The Society of American Business Editors &Writers presented two national awards to the Herald’s Business section on Sunday.
The association’s “Best in Business” awards were for a Herald project by Bryan Corliss called “Worldwide Assembly Line” on the Boeing Co.’s new 787 aircraft and another by Mike Benbow called “Our Fading Fleet” about Everett’s commercial fishing industry.
The judges had this to say about the 787 project:
“Globalization is dramatically presented through the cockpit of a major new Boeing aircraft. What at first looks like a triumph for U.S. industry really isn’t totally so, which the writer proves by stripping back the skin of this new plane; rather, it is a hybrid triumph, with a number of nations getting some of the economic action. Very good detail, in words and graphics, on an economic shift of critical importance to the U.S. economy – and the economy of the paper’s area. Penetrates well beneath the issue’s veneer.”

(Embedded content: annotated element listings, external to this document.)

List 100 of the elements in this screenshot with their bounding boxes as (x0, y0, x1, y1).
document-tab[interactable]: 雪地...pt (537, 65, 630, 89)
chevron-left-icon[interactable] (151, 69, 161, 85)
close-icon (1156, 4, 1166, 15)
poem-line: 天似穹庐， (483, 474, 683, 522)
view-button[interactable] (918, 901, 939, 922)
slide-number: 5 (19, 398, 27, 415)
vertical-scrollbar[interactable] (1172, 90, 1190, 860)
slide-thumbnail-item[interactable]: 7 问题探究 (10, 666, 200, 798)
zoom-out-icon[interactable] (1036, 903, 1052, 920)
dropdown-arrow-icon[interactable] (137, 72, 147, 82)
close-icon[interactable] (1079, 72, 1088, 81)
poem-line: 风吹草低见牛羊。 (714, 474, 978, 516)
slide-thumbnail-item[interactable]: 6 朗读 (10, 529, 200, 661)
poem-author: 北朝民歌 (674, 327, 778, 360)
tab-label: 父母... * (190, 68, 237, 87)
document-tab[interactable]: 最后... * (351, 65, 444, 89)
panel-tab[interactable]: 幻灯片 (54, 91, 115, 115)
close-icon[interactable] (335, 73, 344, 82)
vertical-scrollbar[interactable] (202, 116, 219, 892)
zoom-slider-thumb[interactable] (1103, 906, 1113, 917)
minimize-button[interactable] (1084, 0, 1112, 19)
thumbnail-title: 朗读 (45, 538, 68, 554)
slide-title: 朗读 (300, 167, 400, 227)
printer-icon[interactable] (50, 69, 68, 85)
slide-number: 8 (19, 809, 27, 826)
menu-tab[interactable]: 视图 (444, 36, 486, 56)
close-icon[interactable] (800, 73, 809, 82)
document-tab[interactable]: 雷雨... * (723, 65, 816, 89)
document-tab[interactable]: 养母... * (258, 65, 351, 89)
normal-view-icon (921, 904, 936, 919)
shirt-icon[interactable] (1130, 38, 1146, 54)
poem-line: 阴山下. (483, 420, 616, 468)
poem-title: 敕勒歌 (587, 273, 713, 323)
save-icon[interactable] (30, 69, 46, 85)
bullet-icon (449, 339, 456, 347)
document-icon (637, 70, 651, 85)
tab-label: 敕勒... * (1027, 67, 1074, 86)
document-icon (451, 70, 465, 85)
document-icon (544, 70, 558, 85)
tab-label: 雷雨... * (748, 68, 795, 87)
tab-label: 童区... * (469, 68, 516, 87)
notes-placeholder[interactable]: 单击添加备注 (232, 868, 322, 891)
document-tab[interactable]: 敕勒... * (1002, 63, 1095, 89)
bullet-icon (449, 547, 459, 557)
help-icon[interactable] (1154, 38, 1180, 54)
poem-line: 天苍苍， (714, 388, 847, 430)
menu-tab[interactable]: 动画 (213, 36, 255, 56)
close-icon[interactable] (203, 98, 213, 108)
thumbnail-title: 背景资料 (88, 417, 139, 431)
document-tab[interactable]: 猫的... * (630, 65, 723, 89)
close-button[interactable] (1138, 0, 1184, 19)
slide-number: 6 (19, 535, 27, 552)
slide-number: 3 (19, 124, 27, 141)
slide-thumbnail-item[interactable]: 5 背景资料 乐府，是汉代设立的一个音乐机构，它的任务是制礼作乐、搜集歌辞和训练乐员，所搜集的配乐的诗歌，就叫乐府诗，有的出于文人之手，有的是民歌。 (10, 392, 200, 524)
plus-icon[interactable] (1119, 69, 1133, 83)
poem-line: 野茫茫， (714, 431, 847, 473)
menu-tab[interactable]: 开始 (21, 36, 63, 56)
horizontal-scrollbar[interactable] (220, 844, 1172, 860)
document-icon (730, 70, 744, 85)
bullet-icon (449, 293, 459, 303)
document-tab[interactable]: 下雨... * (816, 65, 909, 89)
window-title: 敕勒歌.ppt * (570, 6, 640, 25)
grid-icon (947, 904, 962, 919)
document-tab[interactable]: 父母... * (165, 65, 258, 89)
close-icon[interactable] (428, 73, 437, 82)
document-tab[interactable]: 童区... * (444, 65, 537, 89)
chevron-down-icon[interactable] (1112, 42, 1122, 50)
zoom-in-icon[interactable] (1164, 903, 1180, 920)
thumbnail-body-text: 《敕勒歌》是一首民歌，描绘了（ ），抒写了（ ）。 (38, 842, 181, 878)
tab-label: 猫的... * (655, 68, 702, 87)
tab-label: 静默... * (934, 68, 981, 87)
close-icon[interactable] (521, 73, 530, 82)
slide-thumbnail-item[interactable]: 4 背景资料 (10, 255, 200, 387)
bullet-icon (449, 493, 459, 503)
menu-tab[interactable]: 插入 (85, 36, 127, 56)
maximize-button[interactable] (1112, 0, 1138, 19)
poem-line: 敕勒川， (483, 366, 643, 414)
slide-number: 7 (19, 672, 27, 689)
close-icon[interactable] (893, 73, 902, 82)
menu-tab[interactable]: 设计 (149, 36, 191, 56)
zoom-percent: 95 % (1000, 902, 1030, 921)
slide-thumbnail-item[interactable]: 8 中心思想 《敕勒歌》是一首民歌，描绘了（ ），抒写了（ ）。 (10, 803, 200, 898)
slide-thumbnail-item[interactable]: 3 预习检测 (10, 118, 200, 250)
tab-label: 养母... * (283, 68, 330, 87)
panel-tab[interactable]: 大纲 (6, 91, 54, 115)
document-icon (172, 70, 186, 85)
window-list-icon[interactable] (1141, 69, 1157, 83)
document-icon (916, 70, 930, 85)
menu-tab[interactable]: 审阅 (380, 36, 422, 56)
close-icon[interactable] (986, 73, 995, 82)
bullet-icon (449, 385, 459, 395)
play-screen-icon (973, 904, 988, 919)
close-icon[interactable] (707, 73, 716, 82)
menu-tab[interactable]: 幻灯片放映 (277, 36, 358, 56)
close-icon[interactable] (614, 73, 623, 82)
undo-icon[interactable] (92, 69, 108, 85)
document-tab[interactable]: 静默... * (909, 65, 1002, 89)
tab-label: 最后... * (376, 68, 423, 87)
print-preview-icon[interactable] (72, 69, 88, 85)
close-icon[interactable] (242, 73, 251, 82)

And judges said this about the fishing series:
“Effectively, at times emotionally, weaves historical vignettes describing how an industry built a community and helped, as the writer put it, ‘feed the world with the bounty of Puget Sound.’ Very difficult to put down, the dramatic stories of the fishermen, their families and their hard lives – and deaths – at sea. Where a day’s catch once paid for a house, today’s sad reality is exemplified by five fishermen splitting a ‘bounty’ of only $79 for a long day of backbreaking work. Facts, perspective, people, clearly presented through well-chosen words, old photos and fresh graphics.”
The awards were in the society’s project category for small newspapers, those with a maximum of 125,000 subscribers. Only three awards were presented in this category. The third went to the Sun Journal newspaper in Maine, which traveled to South America to report on how tree growing there threatened the state’s paper industry.
The awards were presented at the society’s annual conference in Anaheim, Calif.